Zum zweiten Male hatte Dollfuß gesiegt. Zum zweiten Male innerhalb weniger Monate hatte Dollfuß dieses Land, nunmehr durch seinen Tod, vor seinem Untergang gerettet. Denn auch diesmal ist die Rechnung der Feinde Österreichs nicht aufgegangen.
Dr. Dollfuß war ein niederösterreichisches Bauernkind und ist es in seinem Herzen stets geblieben. Der niederösterreichische, nicht frömmelnde, sondern tief und wahrhaft gläubige Sohn der Kirche, der an das wunderbare Geheimnis des Waltens einer bestimmenden Vorsehung glaubt, gleichzeitig aber auch im innersten die Tiefe der Mitwirkung bis zur Aufopferung an der Erfüllung einer Sendung erfaßt hat. Und so hat Dr. Dollfuß nicht nur um politische Unabhängigkeit und Freiheit unseres österreichischen Vaterlandes gekämpft, so hat Dr. Dollfuß nicht nur Schutzwälle aufgetürmt, um den wirtschaftlichen Bestand seines Heimatlandes in jeder Richtung zu sichern, sondern er hat auch um die Seele des österreichischen Volkes gekämpft! Er formte den österreichischen Menschen als Einzelwesen der österreichischen Nation! Mehr als 1000 Jahre Geschichte des österreichischen Imperiums erwachten in der Wiederzurückführung der österreichischen Verfassung auf die Grundsätze des christlichen Staates.
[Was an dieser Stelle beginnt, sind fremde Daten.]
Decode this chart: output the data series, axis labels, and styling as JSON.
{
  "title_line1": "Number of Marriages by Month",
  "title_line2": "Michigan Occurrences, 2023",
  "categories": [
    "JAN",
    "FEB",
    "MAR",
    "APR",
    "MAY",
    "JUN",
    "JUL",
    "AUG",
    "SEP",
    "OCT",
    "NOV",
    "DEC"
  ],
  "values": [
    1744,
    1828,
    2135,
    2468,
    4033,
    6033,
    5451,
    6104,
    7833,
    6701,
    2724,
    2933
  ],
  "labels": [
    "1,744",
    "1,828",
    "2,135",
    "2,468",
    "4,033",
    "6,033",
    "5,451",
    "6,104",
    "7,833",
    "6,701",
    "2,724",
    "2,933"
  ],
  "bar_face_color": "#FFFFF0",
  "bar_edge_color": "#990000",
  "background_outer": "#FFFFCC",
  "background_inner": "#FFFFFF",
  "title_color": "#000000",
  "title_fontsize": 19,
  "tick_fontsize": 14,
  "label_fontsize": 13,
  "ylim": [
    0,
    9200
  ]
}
Die österreichische Seele, die jahrelang fremdartigen Einflüssen ausgesetzt war, hat Engelbert Dollfuß davon befreit und österreichisches Staatsbewußtsein geweckt. Im Geist des Hl. Leopold wollte er ein neues Österreich schaffen. Was der Priester, Dr. Seipel, vorausahnte, wollte Engelbert Dollfuß, der Kämpfer, wahrmachen. Für Glaube und Vaterland, für soziale Tat und echte Demokratie –„
das war das Kampfprogramm Engelbert Dollfuß‘. Dafür trat er ein mit der ihm eigenen Energie und Konsequenz! In diesen Grundsätzen kannte er keine Kompromisse, keinerlei Konzessionen! Wenn es die Grundsätze ging, war Dollfuß unerbittlicher Kämpfer! Er scheute keine Not und Gefahr — ein unerschrockener Bekenner seiner Heimat wurde er zum Inbegriff des Freiheitskampfes seines Volkes, zum Freiheitskämpfer, der sich würdig seinen Vorfahren in Österreichs tausendjähriger Geschichte anreiht! Leistung, Kampf, Opfer und Sieg — das war der Lebenslauf des Heldenkanzlers.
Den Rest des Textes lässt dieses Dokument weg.